Allergies occur when the body’s immune system sees a harmless substance as a threat; it responds to the “threat” by producing antibodies. These antibodies, called Immunoglobulin E (IgE), trigger a chain of events that result in allergic reactions that range in severity from a runny nose to life-threatening anaphylaxis.

Knowing that there is a cell in mice that modulates IgE production, ANU PhD student and lead researcher Pablo F Canete suspected there may be a similar cell in humans. Because of their proximity to the back of the throat, Canete and his team expected to find a concentration of these cells (if any) in the tonsils.

“By carefully studying the tonsils of children undergoing routine tonsillectomies, we [were able to identify] a new cell type of the immune system that may help prevent allergies,” Canete told IFLScience.

“[Tonsils] are exposed to all sorts of molecules from food and air [that] an overactive immune system might see as dangerous,” said Canete. Among the tonsils studied, the higher the concentration of these cells, the lower the IgE; the lower the IgE levels, the less likely the children were to suffer from allergies.

He hopes the breakthrough discovery will lead to the development of alternative therapies for allergy control, likely through the identification and replication of the molecules the cells produce. “That's likely to be easier than boosting cell production,” said Canete.

However, he stressed, there’s still a lot of work to be done before that day, starting with the search to find the cells elsewhere in the body. “If we can find them in blood it will make our job much easier,” said Canete, citing the difficulty of obtaining tonsil samples and differences between the human cell and its mouse counterpart.

“The human cell [...] doesn't have the master gene regulator that exists in mice,” said Canete.

The research was conducted in the laboratory of Professor Carola Vinuesa at the John Curtin School of Medical Research and funded by the National Health and Medical Research Council (NHMRC). It comes at a time when one in five Australians suffer with allergic conditions — one of the highest rates of allergy in the developed world.
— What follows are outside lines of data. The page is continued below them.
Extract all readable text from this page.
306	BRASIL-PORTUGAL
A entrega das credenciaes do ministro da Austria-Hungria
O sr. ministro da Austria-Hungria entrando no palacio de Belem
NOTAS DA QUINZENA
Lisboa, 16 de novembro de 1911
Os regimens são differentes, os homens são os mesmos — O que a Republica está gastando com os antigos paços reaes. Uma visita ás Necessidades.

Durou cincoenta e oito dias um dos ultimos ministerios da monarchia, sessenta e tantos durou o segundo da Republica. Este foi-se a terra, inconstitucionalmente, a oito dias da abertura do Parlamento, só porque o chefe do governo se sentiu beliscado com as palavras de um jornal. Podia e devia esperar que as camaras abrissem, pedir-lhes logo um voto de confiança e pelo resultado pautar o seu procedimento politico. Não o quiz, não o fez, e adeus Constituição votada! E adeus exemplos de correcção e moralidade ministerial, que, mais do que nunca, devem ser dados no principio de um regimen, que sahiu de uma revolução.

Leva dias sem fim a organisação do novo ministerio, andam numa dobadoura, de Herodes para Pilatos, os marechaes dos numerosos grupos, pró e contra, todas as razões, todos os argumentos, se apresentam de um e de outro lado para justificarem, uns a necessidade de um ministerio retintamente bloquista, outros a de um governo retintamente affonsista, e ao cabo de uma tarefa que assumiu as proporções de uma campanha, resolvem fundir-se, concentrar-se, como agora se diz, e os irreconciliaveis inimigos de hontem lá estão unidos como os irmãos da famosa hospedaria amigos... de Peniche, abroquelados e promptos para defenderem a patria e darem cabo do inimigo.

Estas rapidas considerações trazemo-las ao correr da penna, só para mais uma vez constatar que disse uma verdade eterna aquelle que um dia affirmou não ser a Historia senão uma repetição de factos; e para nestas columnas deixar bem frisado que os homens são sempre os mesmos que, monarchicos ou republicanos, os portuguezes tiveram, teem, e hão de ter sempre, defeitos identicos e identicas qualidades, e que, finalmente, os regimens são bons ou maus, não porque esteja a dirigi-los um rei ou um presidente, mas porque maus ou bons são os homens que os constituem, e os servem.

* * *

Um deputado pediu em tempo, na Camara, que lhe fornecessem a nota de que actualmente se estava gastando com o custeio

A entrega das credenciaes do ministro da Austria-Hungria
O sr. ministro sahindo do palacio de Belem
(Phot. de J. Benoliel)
"This breakthrough could help to develop therapies that are more targeted," said Professor Carola Vinuesa, Co-Director for the Centre for Personalised Immunology at ANU.

"Instead of antihistamines, which help deal with allergic reactions, we could potentially modulate the immune system and stop the reaction before it even begins."

The results of the study, Regulatory roles of IL-10–producing human follicular T cells, have been published in the Journal of Experimental Medicine.